- Produced by: Charles Keating
- Starring: Tom Harmon Mark Allan Vivi Janiss John Larch Paul Picerni
- Production company: Citizens for Decent Literature
- Release date: 1962;
- Running time: 27:13
- Country: United States
- Language: English

= Pages of Death =

"Pages of Death" is a 1962 anti-pornography short film was made in the United States by the Citizens for Decent Literature and produced by Charles Keating. It was thought to be lost until it was rediscovered in 2016.

== Plot synopsis ==
Karen Flemming, a cheerful and bright girl, goes missing while walking home from school. Her parents initially don't worry about her, but when she misses out on dinner they call the police. The police trace her whereabouts to a drug store, where they find an older boy named Paul Halliday.

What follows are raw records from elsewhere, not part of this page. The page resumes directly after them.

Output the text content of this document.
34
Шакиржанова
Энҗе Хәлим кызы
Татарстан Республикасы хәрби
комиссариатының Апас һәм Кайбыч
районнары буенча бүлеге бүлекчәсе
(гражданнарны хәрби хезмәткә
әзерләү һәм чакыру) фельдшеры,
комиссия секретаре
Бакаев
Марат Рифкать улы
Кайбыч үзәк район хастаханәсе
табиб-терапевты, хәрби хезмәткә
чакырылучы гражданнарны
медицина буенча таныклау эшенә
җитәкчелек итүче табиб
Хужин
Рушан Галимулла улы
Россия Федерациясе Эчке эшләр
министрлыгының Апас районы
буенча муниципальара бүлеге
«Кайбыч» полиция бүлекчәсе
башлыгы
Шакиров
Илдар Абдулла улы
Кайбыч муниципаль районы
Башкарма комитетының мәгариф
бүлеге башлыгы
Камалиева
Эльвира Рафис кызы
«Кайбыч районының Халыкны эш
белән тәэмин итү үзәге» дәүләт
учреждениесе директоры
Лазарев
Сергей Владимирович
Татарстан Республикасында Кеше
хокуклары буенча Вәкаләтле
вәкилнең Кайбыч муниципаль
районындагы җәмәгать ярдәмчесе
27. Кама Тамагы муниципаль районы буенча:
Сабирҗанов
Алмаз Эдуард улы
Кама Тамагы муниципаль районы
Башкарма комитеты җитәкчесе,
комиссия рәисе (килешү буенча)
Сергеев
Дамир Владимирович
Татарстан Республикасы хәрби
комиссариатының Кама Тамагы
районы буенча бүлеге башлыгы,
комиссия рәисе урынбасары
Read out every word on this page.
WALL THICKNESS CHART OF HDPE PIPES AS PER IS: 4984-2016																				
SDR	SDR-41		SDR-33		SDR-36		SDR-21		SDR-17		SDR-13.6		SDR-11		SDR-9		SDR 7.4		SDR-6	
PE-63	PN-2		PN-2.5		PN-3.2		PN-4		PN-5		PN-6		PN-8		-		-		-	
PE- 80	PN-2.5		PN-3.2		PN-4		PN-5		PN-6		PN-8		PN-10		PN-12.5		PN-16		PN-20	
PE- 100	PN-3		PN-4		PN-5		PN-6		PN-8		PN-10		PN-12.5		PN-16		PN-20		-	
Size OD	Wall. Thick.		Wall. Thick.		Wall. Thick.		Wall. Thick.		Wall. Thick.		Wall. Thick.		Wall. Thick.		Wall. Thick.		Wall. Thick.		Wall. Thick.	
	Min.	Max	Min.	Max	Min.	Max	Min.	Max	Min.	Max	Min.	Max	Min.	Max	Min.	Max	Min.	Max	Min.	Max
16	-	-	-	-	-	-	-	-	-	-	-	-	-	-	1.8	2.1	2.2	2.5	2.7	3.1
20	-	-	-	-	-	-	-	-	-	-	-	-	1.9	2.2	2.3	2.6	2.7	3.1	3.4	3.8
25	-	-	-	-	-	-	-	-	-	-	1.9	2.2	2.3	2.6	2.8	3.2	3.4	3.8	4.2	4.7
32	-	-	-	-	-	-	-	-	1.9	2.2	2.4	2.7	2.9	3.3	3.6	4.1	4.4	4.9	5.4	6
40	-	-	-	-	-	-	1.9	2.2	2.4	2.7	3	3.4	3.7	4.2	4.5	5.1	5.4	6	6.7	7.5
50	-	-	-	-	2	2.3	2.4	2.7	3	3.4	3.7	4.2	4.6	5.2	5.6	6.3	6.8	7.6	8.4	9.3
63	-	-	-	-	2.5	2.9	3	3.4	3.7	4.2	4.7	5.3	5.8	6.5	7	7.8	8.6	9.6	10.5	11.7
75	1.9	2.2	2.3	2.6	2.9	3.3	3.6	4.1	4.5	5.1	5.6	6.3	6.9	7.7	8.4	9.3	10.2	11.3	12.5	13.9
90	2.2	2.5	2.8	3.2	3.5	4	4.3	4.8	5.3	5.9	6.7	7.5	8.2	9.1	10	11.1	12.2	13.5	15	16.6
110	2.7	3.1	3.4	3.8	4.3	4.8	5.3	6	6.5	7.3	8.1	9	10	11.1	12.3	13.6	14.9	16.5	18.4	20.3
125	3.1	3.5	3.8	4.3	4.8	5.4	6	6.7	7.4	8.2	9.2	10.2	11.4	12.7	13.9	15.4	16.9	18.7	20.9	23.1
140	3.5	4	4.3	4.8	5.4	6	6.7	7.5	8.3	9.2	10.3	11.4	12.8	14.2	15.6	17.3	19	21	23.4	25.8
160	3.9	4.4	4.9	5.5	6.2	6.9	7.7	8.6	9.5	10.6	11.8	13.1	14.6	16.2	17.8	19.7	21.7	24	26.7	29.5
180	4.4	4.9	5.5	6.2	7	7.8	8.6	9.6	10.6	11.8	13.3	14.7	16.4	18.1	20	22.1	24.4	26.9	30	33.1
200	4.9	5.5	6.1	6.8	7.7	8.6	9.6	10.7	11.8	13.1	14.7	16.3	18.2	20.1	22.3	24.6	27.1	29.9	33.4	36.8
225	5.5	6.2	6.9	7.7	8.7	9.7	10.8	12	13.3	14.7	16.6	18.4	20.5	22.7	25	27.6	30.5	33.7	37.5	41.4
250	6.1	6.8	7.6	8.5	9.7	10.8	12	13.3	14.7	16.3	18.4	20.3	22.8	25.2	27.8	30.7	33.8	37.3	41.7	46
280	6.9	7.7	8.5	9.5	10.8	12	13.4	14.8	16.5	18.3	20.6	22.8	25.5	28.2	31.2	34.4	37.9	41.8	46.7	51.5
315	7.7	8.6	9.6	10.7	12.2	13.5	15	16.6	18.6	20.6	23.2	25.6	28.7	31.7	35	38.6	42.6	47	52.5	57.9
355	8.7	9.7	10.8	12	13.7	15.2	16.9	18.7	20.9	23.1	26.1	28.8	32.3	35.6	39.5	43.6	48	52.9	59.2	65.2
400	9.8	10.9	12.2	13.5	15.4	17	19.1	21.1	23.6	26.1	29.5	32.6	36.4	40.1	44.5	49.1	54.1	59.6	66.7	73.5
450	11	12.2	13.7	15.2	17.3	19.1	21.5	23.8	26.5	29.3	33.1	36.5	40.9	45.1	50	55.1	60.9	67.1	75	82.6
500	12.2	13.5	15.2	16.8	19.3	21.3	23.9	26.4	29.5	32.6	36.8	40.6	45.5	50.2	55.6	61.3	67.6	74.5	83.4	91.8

Paul denies ever having contact with her. Karen's body is later found, with indications that she's been sexually assaulted. The police go to question Paul and find numerous pornographic magazines and films in his room. Paul eventually confesses to killing Karen. A narrator (played by Tom Harmon) says the porn industry is the cause of Karen's death.

== Production ==
The film was made by the Hour of St. Francis radio program and distributed by the Citizens for Decent Literature. The producer of the film was Charles Keating, a vocal anti-pornography advocate, having founded the CDL and acting as a member in the 1969 President's Commission on Obscenity and Pornography appointed by Richard Nixon.

== Cast ==
- Narrator – Tom Harmon
- Ben – Mark Allan
- Ms. Flemming – Vivi Janiss
- Councilman Halliday – John Larch
- Lead Cop – Paul Picerni

== Rediscovery ==
The film was thought to have been lost after it was initially released, and was put on many lists of films that had been lost. In 2016, a 16mm film roll was found in the possession of the Oregon Historical Society. The film is now available on YouTube on the OHS' channel.